The paper "Attamba: Attending To Multi-Token States" introduces a novel architecture aimed at addressing limitations in existing transformer models, notably in handling long sequence dependencies efficiently. Transformers, renowned for their sequence modeling capabilities, are hindered by the quadratic scaling of attention mechanisms when processing extensive sequences. The Attamba architecture emerges as an innovative solution to these constraints, leveraging State-Space Models (SSMs) to compress multiple tokens into single representations, thus enhancing computational efficiency and maintaining model quality.

Key Contributions

  1. Integration of SSMs into Attention:
    • The core innovation in Attamba lies in replacing traditional key-value projection matrices with SSMs. This substitution allows for the compression of multiple tokens into a singular token representation, facilitating a reduction in computational overhead while effectively attending to the transformed representations.
  2. Efficient Token Chunking:
    • The architecture introduces cyclic and variable-length token chunking, which reduces biases from fixed chunk boundaries. By compressing sequences into token chunks, Attamba achieves over 8× KV-cache and attention savings with minimal impact on perplexity.
  3. Improved Computational Complexity:
    • Attamba offers a scalable transition between quadratic and linear complexity, optimizing efficiency with adaptable token chunking strategies enabled through SSMs.

Numerical Insights and Results

Attamba demonstrates notable efficiency improvements, showing approximately 4× smaller KV-Cache and attention FLOPs for a 5% increase in perplexity when compared with transformers of similar KV-Cache and attention footprint. Attamba maintains robustness against randomized chunk boundaries, evidencing its flexibility and potential scalability for practical applications.

In comparative experiments against baseline transformer architectures and models like Mamba, minGRU, and Hawk, Attamba showcased superior performance, especially in scenarios mimicking equivalent memory or computational constraints. This was particularly evident when matched against reduced KV-Cache size transformers, where Attamba maintained consistent efficiency advantages without the need to compromise on attention model dimensions or quality at increased sequence lengths.

Theoretical and Practical Implications

Attamba's integration of SSMs into the attention mechanism fosters a dual improvement in both computational efficiency and memory requirements. The ability to compress and efficiently attend across long sequences without degradation in expressivity points to a valuable advance in long-context modeling, with significant implications for the scalability of LLMs in resource-constrained environments.

Theoretical implications include the potential for hybrid architectures that combine attention mechanisms with SSMs, paving the way for more nuanced explorations of sequence compression in language modeling tasks. Practically, Attamba offers pathways to optimize existing NLP systems, especially in applications requiring extensive context processing.

Future Directions

The promising results of Attamba suggest several avenues for future research. Key considerations include extending evaluations to diverse long-context benchmarks and exploring more sophisticated chunk boundary selection strategies informed by token importance algorithms. Testing Attamba's efficacy on larger scale models and complex NLP tasks could provide insights into its generalizability and practical deployment scenarios.
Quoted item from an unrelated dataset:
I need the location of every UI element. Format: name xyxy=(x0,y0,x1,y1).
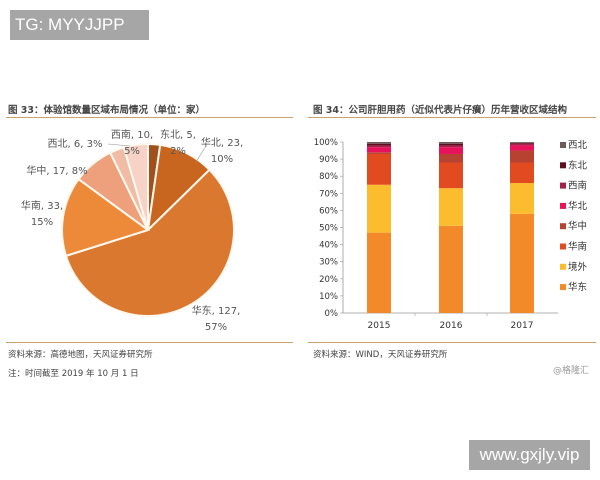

Furthermore, investigating fine-tuning methodologies and chunk boundary robustness in pre-trained models might yield additional performance gains. As AI continues to evolve, models like Attamba represent steps toward more efficient and flexible language processing frameworks. The interplay between memory-efficient architectures and effective attention mechanisms is likely to remain a focal challenge, with Attamba contributing significant knowledge to this ongoing dialogue.